E-mail controversy doesn’t change climate science: Prentice

Mike De Souza, Canwest News Service Published: Wednesday, December 02, 2009
Environment Minister Jim Prentice, Dec. 1, 2009.

OTTAWA - The Harper government said controversy surrounding hacked e-mails of climate scientists doesn't change its concern about global warming or its position heading into a major international summit this month in Copenhagen.

Environment Minister Jim Prentice said it was unfortunate that a prominent scientist was forced to resign because of revelations in the e-mails, but the government still believes the science is clear that human activity is causing climate change.

"We're all interested in getting to the bottom of that, finding out exactly what happened," Mr. Prentice said after the daily question period in the House of Commons. "It does not change the position of Canada relative to the Copenhagen agreement and the Copenhagen thoughts. The science overall is relatively clear on all of this and as a conservationist and as a responsible environmental steward Canada wants to see carbon emissions reduced."
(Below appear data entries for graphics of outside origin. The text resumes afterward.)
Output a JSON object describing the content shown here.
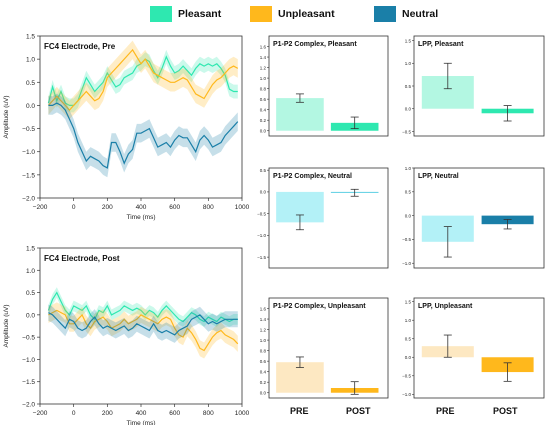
{
  "legend": {
    "items": [
      {
        "label": "Pleasant",
        "color": "#2ee8b0"
      },
      {
        "label": "Unpleasant",
        "color": "#ffb81c"
      },
      {
        "label": "Neutral",
        "color": "#1a7fa8"
      }
    ]
  },
  "footer": {
    "pre_label": "PRE",
    "post_label": "POST"
  },
  "chart_data": [
    {
      "type": "line",
      "title": "FC4 Electrode, Pre",
      "xlabel": "Time (ms)",
      "ylabel": "Amplitude (uV)",
      "xlim": [
        -200,
        1000
      ],
      "ylim": [
        -2.0,
        1.5
      ],
      "xticks": [
        "−200",
        "0",
        "200",
        "400",
        "600",
        "800",
        "1000"
      ],
      "yticks": [
        "−2.0",
        "−1.5",
        "−1.0",
        "−0.5",
        "0.0",
        "0.5",
        "1.0",
        "1.5"
      ],
      "x": [
        -150,
        -125,
        -100,
        -75,
        -50,
        -25,
        0,
        25,
        50,
        75,
        100,
        125,
        150,
        175,
        200,
        225,
        250,
        275,
        300,
        325,
        350,
        375,
        400,
        425,
        450,
        475,
        500,
        525,
        550,
        575,
        600,
        625,
        650,
        675,
        700,
        725,
        750,
        775,
        800,
        825,
        850,
        875,
        900,
        925,
        950,
        975
      ],
      "series": [
        {
          "name": "Pleasant",
          "color": "#2ee8b0",
          "band": 0.15,
          "values": [
            0.05,
            0.4,
            0.1,
            0.3,
            0.05,
            0.0,
            0.0,
            0.1,
            0.35,
            0.6,
            0.45,
            0.3,
            0.4,
            0.5,
            0.7,
            0.55,
            0.4,
            0.45,
            0.6,
            0.65,
            0.7,
            0.85,
            0.9,
            1.0,
            0.95,
            0.75,
            0.6,
            0.8,
            1.05,
            0.85,
            0.7,
            0.75,
            0.85,
            0.75,
            0.65,
            0.8,
            0.9,
            0.85,
            0.9,
            0.85,
            0.9,
            0.8,
            0.65,
            0.35,
            0.3,
            0.3
          ]
        },
        {
          "name": "Unpleasant",
          "color": "#ffb81c",
          "band": 0.2,
          "values": [
            0.0,
            0.1,
            0.2,
            0.1,
            0.0,
            -0.1,
            0.0,
            0.1,
            0.2,
            0.3,
            0.2,
            0.1,
            0.15,
            0.3,
            0.6,
            0.7,
            0.8,
            0.9,
            1.0,
            1.1,
            1.2,
            1.05,
            0.9,
            1.0,
            0.85,
            0.7,
            0.65,
            0.6,
            0.55,
            0.5,
            0.5,
            0.55,
            0.6,
            0.55,
            0.4,
            0.25,
            0.2,
            0.15,
            0.3,
            0.45,
            0.55,
            0.6,
            0.7,
            0.8,
            0.85,
            0.8
          ]
        },
        {
          "name": "Neutral",
          "color": "#1a7fa8",
          "band": 0.2,
          "values": [
            0.0,
            0.0,
            0.05,
            0.0,
            -0.1,
            -0.3,
            -0.5,
            -0.8,
            -1.0,
            -1.2,
            -1.1,
            -1.15,
            -1.2,
            -1.3,
            -1.35,
            -0.8,
            -0.8,
            -1.0,
            -1.25,
            -1.05,
            -0.95,
            -0.6,
            -0.6,
            -0.55,
            -0.5,
            -0.7,
            -0.9,
            -0.85,
            -0.8,
            -0.9,
            -0.75,
            -0.65,
            -0.7,
            -0.7,
            -0.85,
            -1.0,
            -0.75,
            -0.65,
            -0.75,
            -0.9,
            -0.85,
            -0.8,
            -0.65,
            -0.55,
            -0.45,
            -0.35
          ]
        }
      ]
    },
    {
      "type": "line",
      "title": "FC4 Electrode, Post",
      "xlabel": "Time (ms)",
      "ylabel": "Amplitude (uV)",
      "xlim": [
        -200,
        1000
      ],
      "ylim": [
        -2.0,
        1.5
      ],
      "xticks": [
        "−200",
        "0",
        "200",
        "400",
        "600",
        "800",
        "1000"
      ],
      "yticks": [
        "−2.0",
        "−1.5",
        "−1.0",
        "−0.5",
        "0.0",
        "0.5",
        "1.0",
        "1.5"
      ],
      "x": [
        -150,
        -125,
        -100,
        -75,
        -50,
        -25,
        0,
        25,
        50,
        75,
        100,
        125,
        150,
        175,
        200,
        225,
        250,
        275,
        300,
        325,
        350,
        375,
        400,
        425,
        450,
        475,
        500,
        525,
        550,
        575,
        600,
        625,
        650,
        675,
        700,
        725,
        750,
        775,
        800,
        825,
        850,
        875,
        900,
        925,
        950,
        975
      ],
      "series": [
        {
          "name": "Pleasant",
          "color": "#2ee8b0",
          "band": 0.12,
          "values": [
            0.1,
            0.35,
            0.5,
            0.3,
            0.1,
            0.0,
            0.2,
            0.15,
            0.1,
            0.2,
            0.0,
            -0.1,
            0.1,
            0.05,
            0.2,
            0.0,
            0.05,
            0.1,
            0.2,
            0.15,
            0.1,
            0.15,
            0.1,
            0.0,
            0.1,
            0.05,
            -0.05,
            0.1,
            0.2,
            0.1,
            0.0,
            -0.1,
            -0.15,
            -0.05,
            0.05,
            0.0,
            -0.1,
            -0.15,
            -0.05,
            -0.1,
            -0.15,
            -0.05,
            -0.1,
            -0.15,
            -0.1,
            -0.1
          ]
        },
        {
          "name": "Unpleasant",
          "color": "#ffb81c",
          "band": 0.18,
          "values": [
            0.0,
            0.05,
            0.1,
            0.05,
            0.0,
            -0.2,
            -0.2,
            -0.1,
            0.0,
            -0.2,
            -0.3,
            -0.15,
            -0.1,
            -0.05,
            -0.15,
            -0.3,
            -0.25,
            -0.2,
            -0.1,
            -0.2,
            -0.15,
            -0.1,
            0.0,
            -0.05,
            -0.1,
            -0.15,
            -0.2,
            -0.1,
            -0.05,
            -0.1,
            -0.3,
            -0.45,
            -0.5,
            -0.3,
            -0.4,
            -0.55,
            -0.75,
            -0.8,
            -0.65,
            -0.5,
            -0.4,
            -0.35,
            -0.45,
            -0.5,
            -0.55,
            -0.65
          ]
        },
        {
          "name": "Neutral",
          "color": "#1a7fa8",
          "band": 0.18,
          "values": [
            0.05,
            0.0,
            -0.1,
            -0.2,
            -0.3,
            -0.1,
            -0.15,
            -0.3,
            -0.35,
            -0.3,
            -0.15,
            -0.05,
            -0.2,
            -0.3,
            -0.25,
            -0.3,
            -0.35,
            -0.3,
            -0.25,
            -0.35,
            -0.3,
            -0.2,
            -0.25,
            -0.3,
            -0.35,
            -0.2,
            -0.35,
            -0.4,
            -0.35,
            -0.4,
            -0.45,
            -0.35,
            -0.3,
            -0.25,
            -0.1,
            -0.05,
            0.0,
            -0.1,
            -0.2,
            -0.15,
            -0.2,
            -0.15,
            -0.1,
            -0.1,
            -0.1,
            -0.1
          ]
        }
      ]
    },
    {
      "type": "bar",
      "title": "P1-P2 Complex, Pleasant",
      "categories": [
        "PRE",
        "POST"
      ],
      "ylim": [
        -0.1,
        1.8
      ],
      "yticks": [
        "0.0",
        "0.2",
        "0.4",
        "0.6",
        "0.8",
        "1.0",
        "1.2",
        "1.4",
        "1.6"
      ],
      "values": [
        0.62,
        0.15
      ],
      "errors": [
        0.08,
        0.11
      ],
      "colors": [
        "#b3f7e2",
        "#2ee8b0"
      ]
    },
    {
      "type": "bar",
      "title": "LPP, Pleasant",
      "categories": [
        "PRE",
        "POST"
      ],
      "ylim": [
        -0.6,
        1.6
      ],
      "yticks": [
        "−0.5",
        "0.0",
        "0.5",
        "1.0",
        "1.5"
      ],
      "values": [
        0.72,
        -0.1
      ],
      "errors": [
        0.28,
        0.17
      ],
      "colors": [
        "#b3f7e2",
        "#2ee8b0"
      ]
    },
    {
      "type": "bar",
      "title": "P1-P2 Complex, Neutral",
      "categories": [
        "PRE",
        "POST"
      ],
      "ylim": [
        -1.75,
        0.55
      ],
      "yticks": [
        "−1.5",
        "−1.0",
        "−0.5",
        "0.0",
        "0.5"
      ],
      "values": [
        -0.7,
        -0.02
      ],
      "errors": [
        0.17,
        0.08
      ],
      "colors": [
        "#b3f1f7",
        "#45c9e0"
      ]
    },
    {
      "type": "bar",
      "title": "LPP, Neutral",
      "categories": [
        "PRE",
        "POST"
      ],
      "ylim": [
        -1.1,
        1.0
      ],
      "yticks": [
        "−1.0",
        "−0.5",
        "0.0",
        "0.5",
        "1.0"
      ],
      "values": [
        -0.55,
        -0.18
      ],
      "errors": [
        0.32,
        0.1
      ],
      "colors": [
        "#b3f1f7",
        "#1a7fa8"
      ]
    },
    {
      "type": "bar",
      "title": "P1-P2 Complex, Unpleasant",
      "categories": [
        "PRE",
        "POST"
      ],
      "ylim": [
        -0.1,
        1.8
      ],
      "yticks": [
        "0.0",
        "0.2",
        "0.4",
        "0.6",
        "0.8",
        "1.0",
        "1.2",
        "1.4",
        "1.6"
      ],
      "values": [
        0.58,
        0.09
      ],
      "errors": [
        0.1,
        0.12
      ],
      "colors": [
        "#fde8c2",
        "#ffb81c"
      ]
    },
    {
      "type": "bar",
      "title": "LPP, Unpleasant",
      "categories": [
        "PRE",
        "POST"
      ],
      "ylim": [
        -1.1,
        1.6
      ],
      "yticks": [
        "−1.0",
        "−0.5",
        "0.0",
        "0.5",
        "1.0",
        "1.5"
      ],
      "values": [
        0.3,
        -0.4
      ],
      "errors": [
        0.3,
        0.25
      ],
      "colors": [
        "#fde8c2",
        "#ffb81c"
      ]
    }
  ]
}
Governments and scientists around the world have reached a consensus that human activity is causing greenhouse gas emissions that are heating up the atmosphere and threatening major impacts to the planet's ecosystems.

But some skeptics have claimed that the leaked e-mails which were anonymously posted online last month suggest a planetwide conspiracy to suppress evidence and block research that proposes alternative theories.

Phil Jones, the head of the climate research unit at the University of East Anglia, resigned earlier this week pending an investigation because of suggestions in the e-mails that researchers were trying to hide data and get rid of material that would be subject to a Freedom of Information request.

Mr. Prentice said that the revelations suggest that "something quite inappropriate" appears to have happened at the University of East Anglia, but this does not change the importance of reaching an agreement in Copenhagen to fight climate change.

http://www.nationalpost.com/news/story.html?id=2295516
 

Steve

Well-known member
global temperature measurements of the Earth's lower atmosphere obtained from satellites reveal no definitive warming trend over the past two decades. The slight trend that is in the data actually appears to be downward. The largest fluctuations in the satellite temperature data are not from any man-made activity, but from natural phenomena such as large volcanic eruptions from Mt. Pinatubo, and from El Niño. So the programs which model global warming in a computer say the temperature of the Earth's lower atmosphere should be going up markedly, but actual measurements of the temperature of the lower atmosphere reveal no such pronounced activity.